Most founders treat brand as a line item they will fix after the round closes. APAC investors no longer let them. The brand audit that used to sit inside marketing is now sitting inside the risk section of the investment memo, and it is moving the discount rate.
This is not a story about logos or messaging frameworks. It is a story about how the valuation model has changed in the last three funding cycles. When investors cannot read a clear positioning, they do not just discount the growth assumptions. They widen the risk band on every cash flow line in the model. The result is a lower number on the term sheet, and a founder who did not see where the gap came from.
The mechanic is straightforward once you see it. A weak brand does not lose you valuation through some abstract erosion of equity. It loses you valuation because it makes your company harder to underwrite. Harder to underwrite means a higher discount rate. A higher discount rate means more dilution for the same capital.
How Brand Enters the Valuation Model
In a DCF or comparable-multiples model, the investor is solving for two things: how big can this get, and how confidently can they price the path to get there. The first question is product and market. The second is increasingly brand.
Three places where brand shows up directly in the model.
Pricing power. A brand that customers choose at parity pricing supports the gross margin assumption. No brand means the model defaults to price competition. Price competition compresses margins in years three through seven, which is exactly where DCF value concentrates.
Customer acquisition cost. Organic search volume, branded direct traffic, and referral velocity show up as a lower blended CAC. Lower CAC produces a better LTV-to-CAC ratio. That ratio sits in nearly every term sheet conversation past Series A.
Defensibility against entry. Investors discount businesses where the next well-funded competitor can take the market on budget alone. A brand that customers actively identify with raises the cost of taking that market. In the model, this shows up as a longer runway of premium-margin years.
Founders who do not address these three lines in the pitch leave the investor to fill them in with worst-case assumptions. Worst-case assumptions are what the discount rate is for. There is also a softer layer, often the one that moves the deal. When the investment committee debates the term sheet, the brand is the proxy for whether this founder has a thesis or just a product. A thesis can be defended in the boardroom three years from now. A product cannot.
Dat Bike: a Brand That Raised the Cost of Entry
Before Dat Bike, the Vietnamese electric motorbike market split into two flat categories. Low-cost imports from China competed on price and lost on reliability. Traditional scooter makers extended their existing lines into electric without changing the proposition. The category was a commodity in waiting.

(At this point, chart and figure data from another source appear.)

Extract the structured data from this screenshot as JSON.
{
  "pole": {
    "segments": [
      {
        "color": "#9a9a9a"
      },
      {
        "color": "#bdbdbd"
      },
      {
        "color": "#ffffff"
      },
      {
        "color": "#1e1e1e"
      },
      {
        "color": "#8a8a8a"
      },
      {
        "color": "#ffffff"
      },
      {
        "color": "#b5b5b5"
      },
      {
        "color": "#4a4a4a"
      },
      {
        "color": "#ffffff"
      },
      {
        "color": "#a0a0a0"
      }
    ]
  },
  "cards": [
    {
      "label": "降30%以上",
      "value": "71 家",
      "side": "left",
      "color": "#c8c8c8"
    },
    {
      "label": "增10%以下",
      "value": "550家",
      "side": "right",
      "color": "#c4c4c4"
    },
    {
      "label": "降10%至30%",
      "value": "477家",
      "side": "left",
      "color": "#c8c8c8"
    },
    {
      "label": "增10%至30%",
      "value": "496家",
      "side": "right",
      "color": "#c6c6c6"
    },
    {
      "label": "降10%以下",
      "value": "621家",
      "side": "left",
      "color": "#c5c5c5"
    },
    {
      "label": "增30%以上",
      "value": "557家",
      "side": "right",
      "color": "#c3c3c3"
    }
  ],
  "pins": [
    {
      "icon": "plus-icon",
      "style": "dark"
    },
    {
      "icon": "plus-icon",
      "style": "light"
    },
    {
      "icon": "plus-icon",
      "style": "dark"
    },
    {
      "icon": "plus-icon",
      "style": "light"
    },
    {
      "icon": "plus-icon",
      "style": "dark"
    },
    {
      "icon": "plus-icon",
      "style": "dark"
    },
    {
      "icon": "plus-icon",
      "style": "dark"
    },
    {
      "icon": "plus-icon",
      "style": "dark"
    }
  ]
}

Dat Bike’s strategic decision was to refuse both lanes. They built around three claims that were specific enough to defend: a powertrain engineered in Vietnam, performance specs comparable to a 150cc combustion bike, and a price point under VND 50 million. The brand carried those claims into a position that did not yet exist in the market: a high-performance electric motorbike built in Vietnam for Vietnamese roads.

Jungle Ventures led the funding rounds. By Series B, Dat Bike had raised USD 22 million. The investment thesis was readable: this is a category that will form, and Dat Bike has positioned itself as the brand that defines the upper end. Competitors entering later could match the spec sheet. They could not move into the position Dat Bike had taken.
That is what defensibility looks like in a valuation model. The premium is not for the engineering. It is for the fact that copying the engineering does not give the copier the brand position that came with it.
Amanotes: A Brand That Made the Category Bigger
Amanotes operates in a category that investors typically price conservatively. Mobile games have short product cycles, replicable mechanics, and a CAC structure that scales linearly with marketing spend. A studio with one hit and a portfolio of clones trades at a low multiple, even with strong revenue.
Amanotes did not pitch as a game studio. They pitched as a music technology company whose product surface happened to be games. The distinction is not cosmetic. A music technology company owns a behavioral dataset across titles, a unified user identity, and a category narrative that lets every new release inherit reach from the one before it.

The reported three billion downloads across the Amanotes catalog, per Sensor Tower, is impressive on its own. The more relevant figure for valuation is the cross-title retention the brand-led structure produces. Every new release lowers blended CAC for the next one. The LTV-to-CAC ratio improves with each title rather than degrading. A business with that economic profile is not priced as a studio. It is priced as a platform. That repricing is the work of the brand, not the engineering.
What to Build Before the Round
The founders who get this right are not the ones who hire a brand agency two months before the deck goes out. They are the ones who treat positioning as a corporate finance asset from the seed stage, and let it compound.
Three pieces of work sit inside that approach.
A defendable positioning statement, written before the design brief. The positioning has to survive a hostile question from an investment committee, not just look good on the homepage. If the positioning is a sentence about quality and customer focus, it is not positioning. It is filler.
A message house that the sales team, the website, and the founder pitch use without contradicting each other. Investors notice contradictions because their due diligence calls catch them. The story on the deck does not match what the head of sales says on a reference call. That gap is a markdown.
A brand architecture that names the parent brand, the products, and the relationship between them. If the company runs three product lines and the architecture is unclear, the investor models each product as standalone. Standalone models compound risk. A clear architecture lets the investor model the portfolio as a system, with cross-product economics priced in.
None of this requires a Series A budget. It requires the discipline to make the strategy decisions before the visual decisions, and to write them down in a form the next round of investors can read. The brand is sitting inside the valuation model whether the founder built it deliberately or not. The only question is whether it is helping or hurting the number.